Qu’est-ce que le « casual racism » ?

Il n’y a pas de traduction fixe pour cette expression, mais il est possible de la traduire par le racisme ordinaire. Cet embranchement du racisme systémique se caractérise par des comportements et des attitudes basés sur des préjugés et des stéréotypes négatifs associés à un groupe ethnique/culturel/religieux, etc. Dans le cas souligné ici, le racisme ordinaire peut se manifester par l’exclusion d’une personne dans un contexte social donné, sur la base de sa « race », sa religion, son nom, son accent et sa nationalité. Les répercussions du racisme ordinaire envoient un message aux gens qui en sont victimes qu’elles ne sont pas les bienvenues et renforcent les barrières sociales entre les membres de la communauté universitaire.

En survolant les divers commentaires de la publication, il est possible de constater qu’il ne s’agit pas d’un cas isolé, mais bien d’une réalité touchant une multitude d’étudiants d’origines diverses. Certains étudiants ont mentionné que l’approche vers les étudiants blancs québécois était difficile et qu’on leur fermait rapidement la porte au nez.
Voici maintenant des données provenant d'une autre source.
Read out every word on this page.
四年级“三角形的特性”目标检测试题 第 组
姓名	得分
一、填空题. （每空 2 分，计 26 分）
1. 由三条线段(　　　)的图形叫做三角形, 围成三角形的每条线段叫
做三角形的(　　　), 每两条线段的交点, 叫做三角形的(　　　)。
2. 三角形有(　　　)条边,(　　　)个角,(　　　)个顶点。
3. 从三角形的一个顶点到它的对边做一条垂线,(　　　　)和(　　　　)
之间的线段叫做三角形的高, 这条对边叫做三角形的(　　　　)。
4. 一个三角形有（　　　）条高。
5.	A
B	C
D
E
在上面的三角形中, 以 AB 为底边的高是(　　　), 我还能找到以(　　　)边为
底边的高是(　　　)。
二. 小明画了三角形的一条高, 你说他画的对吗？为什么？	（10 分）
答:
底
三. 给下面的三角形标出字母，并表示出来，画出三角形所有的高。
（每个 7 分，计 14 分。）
Puisque cette réalité est partagée et qu’elle engendre une certaine solidarité entre les étudiants étrangers et les étudiants issus de minorités visibles, l’instinct de survie et le devoir de réussir le cours font en sorte que ces derniers se regroupent entre eux. Ce mécanisme de survie devient un automatisme même rendu dans les cours présentiels.

Pour souligner le fait que le racisme ordinaire est causé par les stéréotypes, il est possible de remarquer que cette expérience va dépendre de l’appartenance culturelle de la personne. Un étudiant d’origine asiatique aurait précisé que cette expérience de racisme ordinaire ne s’applique pas à lui et que cela le poussait à croire que cette réalité s’appliquait qu’à une certaine catégorie d’étudiants étrangers. Cela peut s’expliquer par le fait que les personnes asiatiques sont associées au concept de « model minority » ce qui fait qu’elles vont vivre des expériences plutôt distinctes des autres personnes racisées. Il est à noter cependant que ce stéréotype peut tout de même engendrer des répercussions négatives. Par exemple, il peut être difficile pour elles d’intégrer des milieux non conventionnels à leur stéréotype.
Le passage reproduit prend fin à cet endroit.